What should I do about caffeine then?

If you cannot afford to completely cut caffeine out of your life, it’s perfectly understandable and it would be ludicrous for me to ask that of you. But what you should do is monitor your consumption and treat it like alcohol by setting a limit. Driving after a night of sleep deprivation is after all, equivalent to driving after drinking. Although everyone has a different level of caffeine tolerance, I suggest keeping your caffeine consumption to a maximum of 2 cups of coffee per day, with the other criteria being no caffeine after 3pm.

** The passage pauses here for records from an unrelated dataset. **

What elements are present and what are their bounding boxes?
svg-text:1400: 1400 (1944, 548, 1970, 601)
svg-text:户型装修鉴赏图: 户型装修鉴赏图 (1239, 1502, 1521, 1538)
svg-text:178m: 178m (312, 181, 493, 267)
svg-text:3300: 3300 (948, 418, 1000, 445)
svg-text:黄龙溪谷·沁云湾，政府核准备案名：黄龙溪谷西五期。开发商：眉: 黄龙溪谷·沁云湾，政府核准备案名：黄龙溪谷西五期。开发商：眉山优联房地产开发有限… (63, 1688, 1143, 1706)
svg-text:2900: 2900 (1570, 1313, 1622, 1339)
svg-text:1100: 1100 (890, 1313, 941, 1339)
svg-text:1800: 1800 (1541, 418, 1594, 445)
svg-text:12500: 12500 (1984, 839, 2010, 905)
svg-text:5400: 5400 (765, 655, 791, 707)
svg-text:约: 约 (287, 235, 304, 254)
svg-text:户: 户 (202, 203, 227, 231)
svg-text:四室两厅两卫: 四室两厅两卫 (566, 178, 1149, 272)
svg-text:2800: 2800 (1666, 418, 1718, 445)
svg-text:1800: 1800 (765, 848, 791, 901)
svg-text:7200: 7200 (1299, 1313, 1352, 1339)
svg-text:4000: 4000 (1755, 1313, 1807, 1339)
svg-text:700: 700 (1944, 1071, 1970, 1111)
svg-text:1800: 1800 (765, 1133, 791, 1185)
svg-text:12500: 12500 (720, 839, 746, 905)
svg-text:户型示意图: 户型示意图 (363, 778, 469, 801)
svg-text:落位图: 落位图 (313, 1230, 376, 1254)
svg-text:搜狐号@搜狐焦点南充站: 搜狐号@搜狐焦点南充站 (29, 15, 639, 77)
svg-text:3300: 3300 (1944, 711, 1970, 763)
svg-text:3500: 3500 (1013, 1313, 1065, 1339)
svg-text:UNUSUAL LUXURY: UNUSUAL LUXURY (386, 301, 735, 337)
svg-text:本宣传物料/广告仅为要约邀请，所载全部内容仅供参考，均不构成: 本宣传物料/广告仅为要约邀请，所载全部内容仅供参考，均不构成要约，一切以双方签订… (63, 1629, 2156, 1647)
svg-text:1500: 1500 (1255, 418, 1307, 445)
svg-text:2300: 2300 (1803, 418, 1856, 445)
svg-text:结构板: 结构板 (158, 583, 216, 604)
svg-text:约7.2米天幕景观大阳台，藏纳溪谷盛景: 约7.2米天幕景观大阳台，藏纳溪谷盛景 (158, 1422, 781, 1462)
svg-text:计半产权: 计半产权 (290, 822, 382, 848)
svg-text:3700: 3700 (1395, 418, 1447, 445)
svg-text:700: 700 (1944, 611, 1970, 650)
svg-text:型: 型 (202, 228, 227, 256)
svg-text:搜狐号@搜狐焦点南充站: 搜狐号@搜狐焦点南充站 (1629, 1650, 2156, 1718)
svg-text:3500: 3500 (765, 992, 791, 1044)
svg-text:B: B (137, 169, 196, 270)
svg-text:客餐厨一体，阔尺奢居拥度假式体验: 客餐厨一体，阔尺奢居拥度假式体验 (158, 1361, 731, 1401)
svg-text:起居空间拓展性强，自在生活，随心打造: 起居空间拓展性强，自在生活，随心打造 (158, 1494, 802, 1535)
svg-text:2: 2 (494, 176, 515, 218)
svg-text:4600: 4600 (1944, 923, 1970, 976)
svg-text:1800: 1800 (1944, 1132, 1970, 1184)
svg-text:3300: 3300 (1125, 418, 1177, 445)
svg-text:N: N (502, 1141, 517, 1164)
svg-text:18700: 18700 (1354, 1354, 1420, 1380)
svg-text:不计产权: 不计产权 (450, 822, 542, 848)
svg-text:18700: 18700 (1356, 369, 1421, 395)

If you do find the need to have an extra cup, here are some substitutes that you can use to limit your caffeine consumption:

  • Green tea : Green tea contains a significantly less amount of caffeine, but still a sufficient amount to give that that bit of a kick.
  • Hot chocolate : Or any other hot, milky beverage will suffice. You can rely on the placebo effect while clutching onto your big steaming mug of fake coffee.
  • Minimize carbohydrates : Carbohydrates are the cause of your mid-day crash after lunch time. Instead, substitute your rice and potatoes with protein-rich foods such as red meats, salmon, and nuts.

Do yourself a favour and keep your caffeine cravings at bay. The potent affect it has on your sleep cycle really isn’t worth that extra cup of coffee or that can of red bull. So for the sake of your sleep-deprived nights, go for a decaf.